Quarterback Colin Kaepernick could be back on the grass when the NFL season kicks off later this year. Multiple reports state that Kaepernick is on the Los Angeles Chargers's potential workout list, which doesn't guarantee him a spot on the lineup, but does open doors for his return to the league.

Kaepernick hasn't played in the NFL since 2016, when he was on the San Francisco 49ers and started kneeling during the American national anthem as a way to peacefully protest police brutality and systemic racism. After he opted out of his contract that year — reports state that he would have been cut from the team if he didn't opt out — he sued the NFL for collusion, saying that there were plans to keep him out of the league. The case was settled last year, NBC Sports reports.

Colin Kaepernick NFL
Credit: Mike Ehrmann / Staff

Chargers coach Anthony Lynn told ESPN that although he has not spoken to Kaepernick directly, his style of play would fit in with the team's current system. Currently, the team has Tyrod Taylor, Justin Herbert, and Easton Stick listed as quarterbacks.

"I haven't spoken with Colin, not sure where he's at as far in his career, what he wants to do," Lynn said. "But Colin definitely fits the style of quarterback for the system that we're going to be running. I'm very confident and happy with the three quarterbacks that I have, but you can never have too many people waiting on the runway."

Roger Goodell, the NFL's commissioner, later said the NFL was wrong for "not listening to players earlier" when thy voiced concerns of racial injustice and police brutality. His statement came after some of the NFL's most notable came together and posted a video asking the league to condemn racism and support the Black Lives Matter movement. While Goodell didn't mention Kaepernick specifically in his apology, he did encourage the league's teams to consider signing him.

Just last year, Kaepernick had a workout at the Atlanta Falcons's facility, though nothing came of it after media wasn't allowed into the session and the league insisted on a "liability waiver" to be attached to Kaepernick's contract. Seattle Seahawks coach Pete Carroll told ESPN last week that he regrets not signing Kaepernick back in 2017. Statements from coaches may provide the league with some sympathy from fans, but Kaepernick is still waiting for real action.

"I've been ready for three years, and I've been denied for three years," Kaepernick told reporters in November. "We all know why I came out here and showed it today in front of everybody — we have nothing to hide. So we're waiting for the 32 owners, the 32 teams, Roger Goodell, all of them to stop running. Stop running from the truth, stop running from the people."

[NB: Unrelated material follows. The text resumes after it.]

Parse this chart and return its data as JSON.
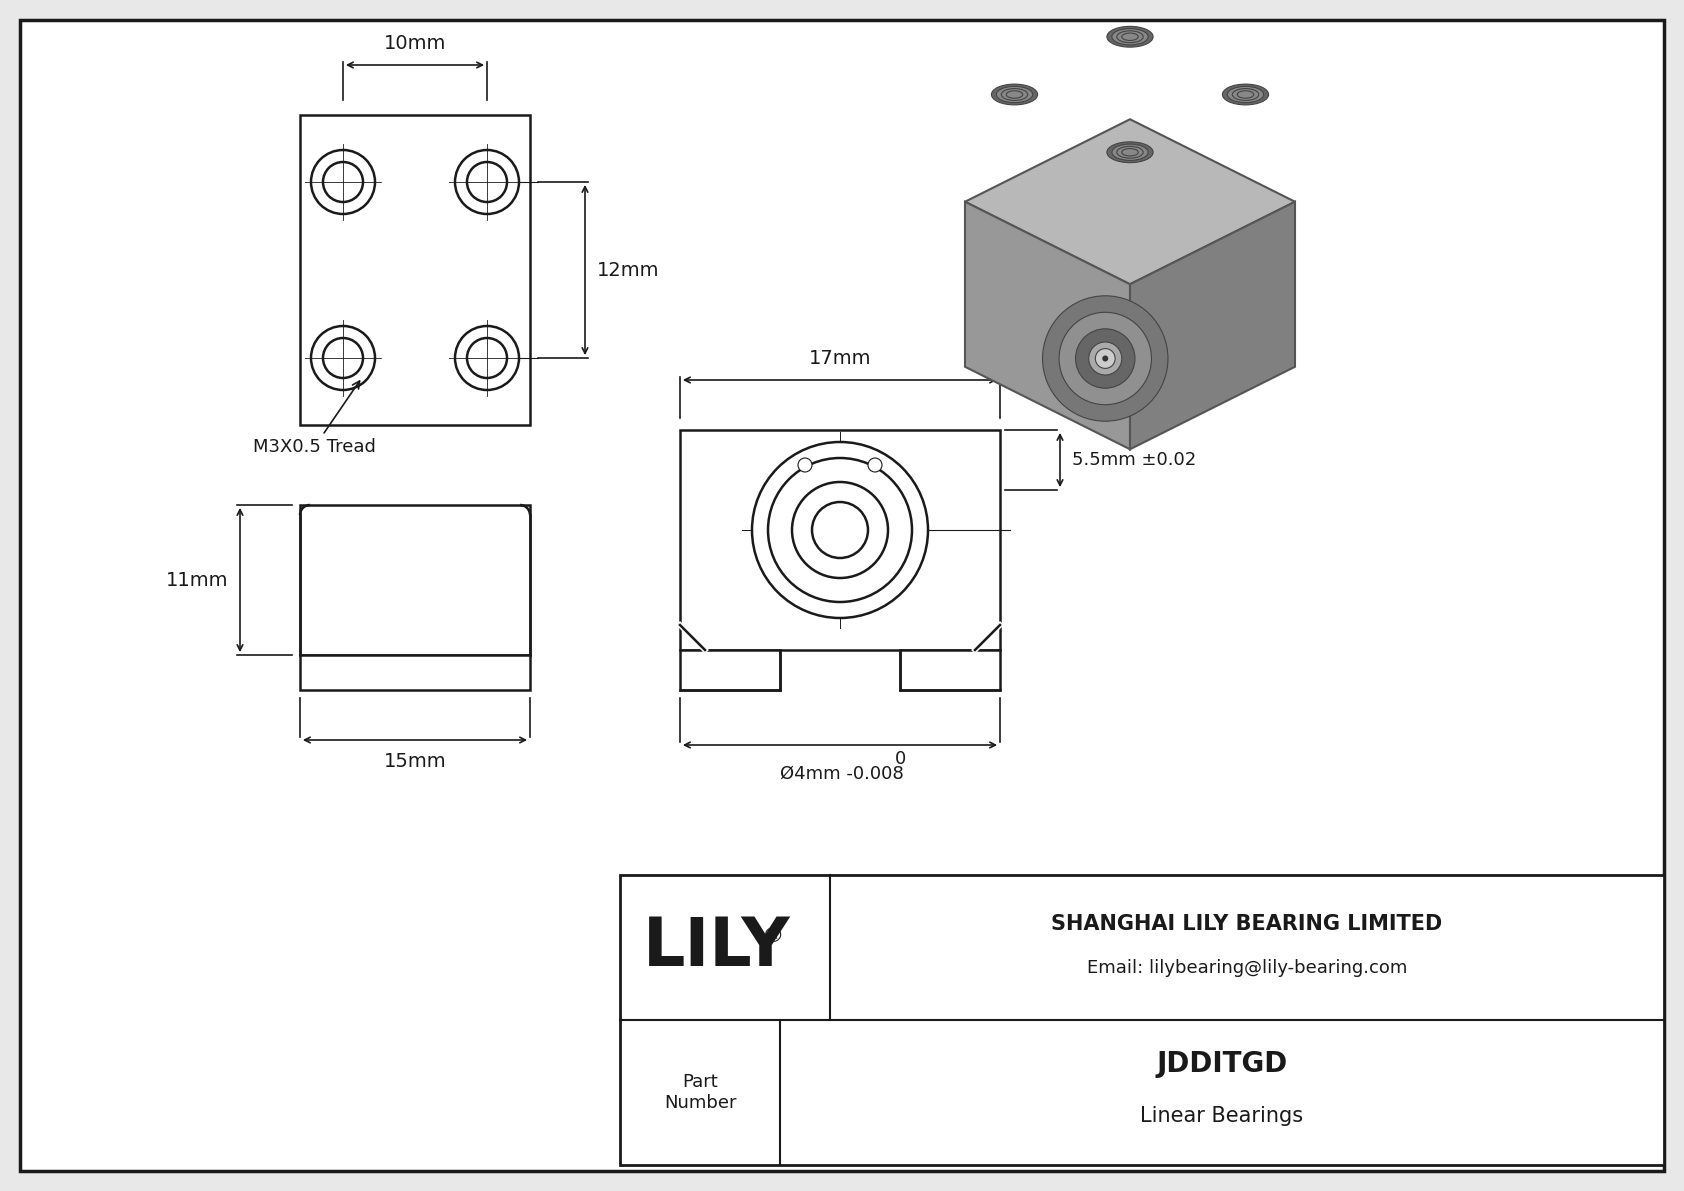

Kaepernick's protest has been top of mind for many people during the Black Lives Matter protests following the death of George Floyd. Many players and executives who, at the time, turned their backs on him now seem to understand what he was doing. The message was the same in 2016 as it is now, but as pressure mounts, public statements of support seem to be coming from all over the league.

Other sports players did follow in Kaepernick's footsteps at the time, including USA soccer champion Megan Rapinoe. Just this week, FIFA said that they would allow players to take a knee during the National Anthem without penalty. Donald Trump responded how he always has in the past writing on Twitter saying he "wouldn't be watching," now that it's allowed.

The change of heart around Kaepernick should serve as a reminder that Black people have been fighting to end systemic racism forever and their voices have been silenced. His protest was meaningful and it will forever be looked at as a historical moment. Whether or not he comes back to the NFL, these leagues need to listen to the Black players, period.